Читать книгу Hydrogeology - Kevin M. Hiscock - Страница 45

Currently, there are more than 300 million people in Africa without access to safe drinking water, many of whom are amongst the poorest and most vulnerable in the world (JMP 2010; Hunter et al. 2010). Even for those with access to improved water sources, there is growing evidence that domestic water use will need to increase substantially to help lift people out of poverty (Grey and Sadoff 2007; Hunter et al. 2010). In Africa, groundwater is the major source of drinking water and its use for irrigation is forecast to increase substantially to counter growing food insecurity. At present, only 5% of arable land is irrigated (Siebert et al. 2010), and there is discussion of the need to increase irrigation to help meet rising demands for food production in the context of future, less reliable rainfall (UNEP 2010, Pfister et al. 2011).

Increasing reliable water supplies throughout Africa will depend on the development of groundwater (Giordano 2009; MacDonald and Calow 2009). However, quantitative, spatially explicit information on groundwater in Africa is required to characterize this resource in order to inform strategies to adapt to growing water demand associated not only with population growth but also climate variability and change. To address this significant knowledge gap, MacDonald et al. (2011, 2012) have developed the first quantitative continent‐scale maps of groundwater storage and potential yields in Africa based on an extensive review of available maps, publications and data. From this analysis, MacDonald et al. (2012) estimated total groundwater storage in Africa to be 0.66 × 10⁶ km³ (range 0.36–1.75 × 10⁶ km³). Not all of this groundwater storage is available for abstraction, but the estimated volume is more than 100 times estimates of annual renewable freshwater resources in Africa.

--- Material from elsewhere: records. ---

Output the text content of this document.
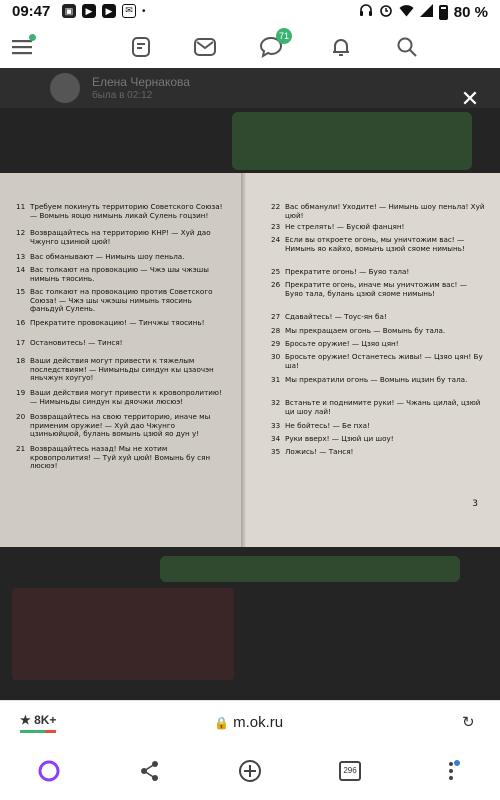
09:47	▣	▶	▶	✉ •	80 %
71
Елена Чернакова
была в 02:12	✕
11 Требуем покинуть территорию Советского Союза! — Вомынь яоцю нимынь ликай Сулень гоцзин!
12 Возвращайтесь на территорию КНР! — Хуй дао Чжунго цзинюй цюй!
13 Вас обманывают — Нимынь шоу пеньла.
14 Вас толкают на провокацию — Чжэ шы чжэшы нимынь тяосинь.
15 Вас толкают на провокацию против Советского Союза! — Чжэ шы чжэшы нимынь тяосинь фаньдуй Сулень.
16 Прекратите провокацию! — Тинчжы тяосинь!
17 Остановитесь! — Тинся!
18 Ваши действия могут привести к тяжелым последствиям! — Нимыньды синдун кы цзаочэн яньчжун хоугуо!
19 Ваши действия могут привести к кровопролитию! — Нимыньды синдун кы дяочжи люсюэ!
20 Возвращайтесь на свою территорию, иначе мы применим оружие! — Хуй дао Чжунго цзиньюйцюй, булань вомынь цзюй яо дун у!
21 Возвращайтесь назад! Мы не хотим кровопролития! — Туй хуй цюй! Вомынь бу сян люсюэ!
3
22 Вас обманули! Уходите! — Нимынь шоу пеньла! Хуй цюй!
23 Не стрелять! — Бусюй фанцян!
24 Если вы откроете огонь, мы уничтожим вас! — Нимынь яо кайхо, вомынь цзюй сяоме нимынь!
25 Прекратите огонь! — Буяо тала!
26 Прекратите огонь, иначе мы уничтожим вас! — Буяо тала, булань цзюй сяоме нимынь!
27 Сдавайтесь! — Тоус-ян ба!
28 Мы прекращаем огонь — Вомынь бу тала.
29 Бросьте оружие! — Цзяо цян!
30 Бросьте оружие! Останетесь живы! — Цзяо цян! Бу ша!
31 Мы прекратили огонь — Вомынь ицзин бу тала.
32 Встаньте и поднимите руки! — Чжань цилай, цзюй ци шоу лай!
33 Не бойтесь! — Бе пха!
34 Руки вверх! — Цзюй ци шоу!
35 Ложись! — Танся!
★ 8K+	🔒 m.ok.ru	↻
296
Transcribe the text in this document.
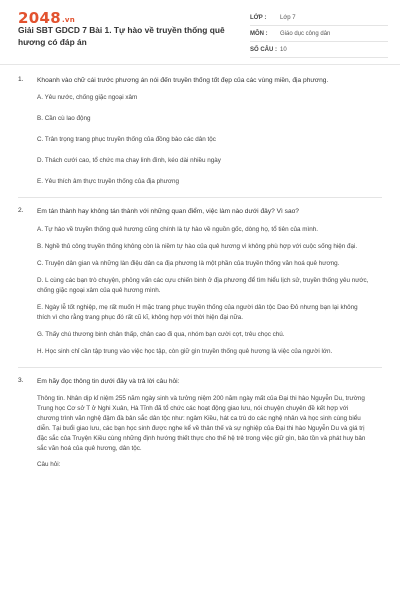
2048.vn
Giải SBT GDCD 7 Bài 1. Tự hào về truyền thống quê hương có đáp án
LỚP :	Lớp 7
MÔN :	Giáo dục công dân
SỐ CÂU : 10
1. Khoanh vào chữ cái trước phương án nói đến truyền thống tốt đẹp của các vùng miền, địa phương.

A. Yêu nước, chống giặc ngoại xâm
B. Cần cù lao động
C. Trân trọng trang phục truyền thống của đồng bào các dân tộc
D. Thách cưới cao, tổ chức ma chay linh đình, kéo dài nhiều ngày
E. Yêu thích âm thực truyền thống của địa phương
2. Em tán thành hay không tán thành với những quan điểm, việc làm nào dưới đây? Vì sao?

A. Tự hào về truyền thống quê hương cũng chính là tự hào về nguồn gốc, dòng họ, tổ tiên của mình.
B. Nghề thủ công truyền thống không còn là niềm tự hào của quê hương vì không phù hợp với cuộc sống hiện đại.
C. Truyện dân gian và những làn điệu dân ca địa phương là một phần của truyền thống văn hoá quê hương.
D. L cùng các bạn trò chuyện, phỏng vấn các cựu chiến binh ở địa phương để tìm hiểu lịch sử, truyền thống yêu nước, chống giặc ngoại xâm của quê hương mình.
E. Ngày lễ tốt nghiệp, mẹ rất muốn H mặc trang phục truyền thống của người dân tộc Dao Đỏ nhưng bạn lại không thích vì cho rằng trang phục đó rất cũ kĩ, không hợp với thời hiện đại nữa.
G. Thấy chú thương binh chân thấp, chân cao đi qua, nhóm bạn cười cợt, trêu chọc chú.
H. Học sinh chỉ cần tập trung vào việc học tập, còn giữ gìn truyền thống quê hương là việc của người lớn.
3. Em hãy đọc thông tin dưới đây và trả lời câu hỏi:

Thông tin. Nhân dịp kỉ niệm 255 năm ngày sinh và tưởng niệm 200 năm ngày mất của Đại thi hào Nguyễn Du, trường Trung học Cơ sở T ở Nghi Xuân, Hà Tĩnh đã tổ chức các hoạt động giao lưu, nói chuyện chuyên đề kết hợp với chương trình văn nghệ đậm đà bản sắc dân tộc như: ngâm Kiều, hát ca trù do các nghệ nhân và học sinh cùng biểu diễn. Tại buổi giao lưu, các bạn học sinh được nghe kể về thân thế và sự nghiệp của Đại thi hào Nguyễn Du và giá trị đặc sắc của Truyện Kiều cùng những định hướng thiết thực cho thế hệ trẻ trong việc giữ gìn, bảo tồn và phát huy bản sắc văn hoá của quê hương, dân tộc.
Câu hỏi:
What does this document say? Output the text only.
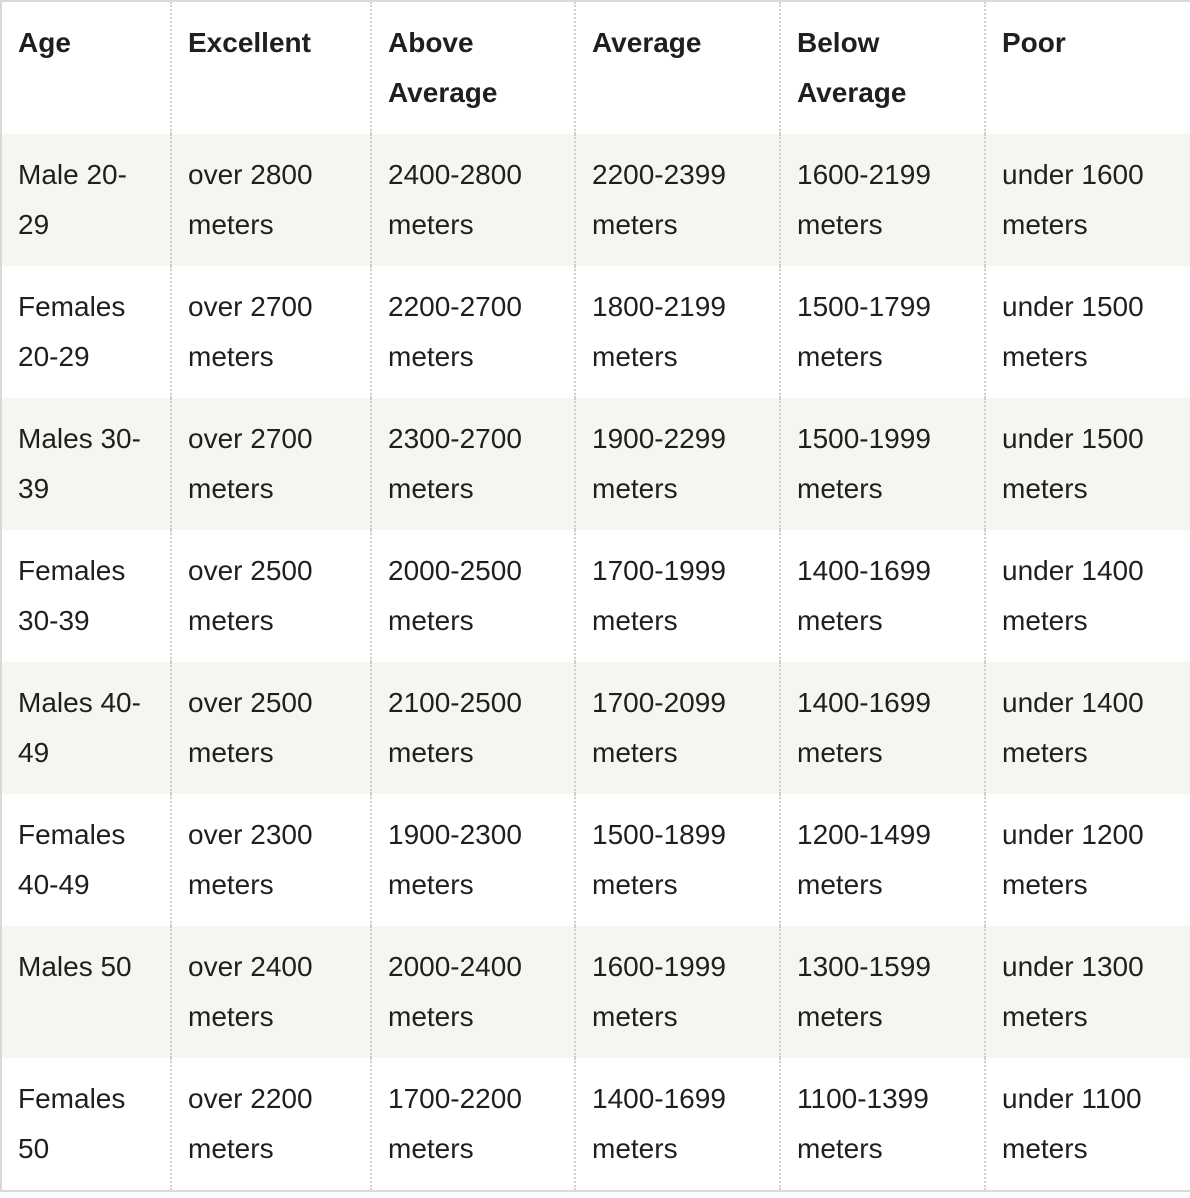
Age	Excellent	Above Average	Average	Below Average	Poor
Male 20-29	over 2800 meters	2400-2800 meters	2200-2399 meters	1600-2199 meters	under 1600 meters
Females 20-29	over 2700 meters	2200-2700 meters	1800-2199 meters	1500-1799 meters	under 1500 meters
Males 30-39	over 2700 meters	2300-2700 meters	1900-2299 meters	1500-1999 meters	under 1500 meters
Females 30-39	over 2500 meters	2000-2500 meters	1700-1999 meters	1400-1699 meters	under 1400 meters
Males 40-49	over 2500 meters	2100-2500 meters	1700-2099 meters	1400-1699 meters	under 1400 meters
Females 40-49	over 2300 meters	1900-2300 meters	1500-1899 meters	1200-1499 meters	under 1200 meters
Males 50	over 2400 meters	2000-2400 meters	1600-1999 meters	1300-1599 meters	under 1300 meters
Females 50	over 2200 meters	1700-2200 meters	1400-1699 meters	1100-1399 meters	under 1100 meters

Groundwater resources are unevenly distributed in Africa. The largest groundwater volumes are found in the large sedimentary aquifers in the North African countries of Libya, Algeria, Egypt and Sudan (see Box 1.3). Crystalline basement rocks have the lowest yields, generally less than 0.5 L s⁻¹, though a significant minority of areas has yields that are in excess of 1 L s⁻¹. Highest borehole yields (>20 L s⁻¹) can be found in thick sedimentary aquifers, particularly in unconsolidated or poorly consolidated sediments. Depth to groundwater (Plate 1.7) is another important factor controlling accessibility and cost of developing groundwater resources. Water levels deeper than 50 m are not easily accessible by a hand pump. At depths >100 m, the cost of borehole drilling increases significantly due to the requirement for more advanced drilling equipment.

The aquifer productivity map (Plate 1.8) shows that for many African countries, appropriately sited and constructed boreholes will be able to sustain community hand pumps (yields of 0.1–0.3 L s⁻¹) and, for most of the populated areas of Africa, groundwater levels are likely to be sufficiently shallow to be accessed using a hand pump. The majority of large groundwater stores in the sedimentary basins which can accommodate high yielding boreholes are in northern Africa. These are often far from population centres and have deep water levels and are therefore costly to develop. Away from the large sedimentary aquifers, the potential for borehole yields exceeding 5 L s⁻¹ is not widespread, though higher yielding boreholes may be successful in some areas if accompanied by detailed hydrogeological investigation. The potential for intermediate boreholes yields of 0.5–5 L s⁻¹, which could be suitable for small‐scale household and community irrigation, or multiple‐use water supply systems, is much higher, but will again require effective hydrogeological investigation and borehole siting. According to MacDonald et al. (2012), strategies for increasing the use of groundwater throughout Africa for irrigation and urban water supplies should not be based on the widespread expectation of high‐yielding boreholes but recognize that high borehole yields may occasionally be realized where a detailed knowledge of the local groundwater conditions has been developed.

Of particular focus, the population of sub‐Saharan Africa is currently about 1 billion, and is predicted to double by 2050, whereas the region’s climate is predicted to become drier during the same period (Healy 2019). Groundwater in sub‐Saharan Africa supports livelihoods and poverty alleviation and maintains vital ecosystems, owing to its widespread availability, generally high quality and intrinsic ability to buffer the impacts of episodic drought and pronounced climate variability that characterize this region (Cuthbert et al. 2019). Therefore, it is impotent to understand the renewability of groundwater under present and future climatic conditions. The sustainability of groundwater in sub‐Saharan Africa in response to future climate variability depends critically on the relationship between precipitation and recharge. Cuthbert et al. (2019) presented an analysis of multi‐decadal groundwater hydrographs across sub‐Saharan Africa and showed that levels of aridity determine the recharge processes, whereas the local groundwater conditions influence the type and sensitivity of precipitation‐recharge relationships. Cuthbert et al. (2019) found that intense precipitation events, even during years of lower overall precipitation, can produce years with the largest recharge in some dry subtropical locations, and so challenging the general consensus of decreasing water resources in such regions under climate change.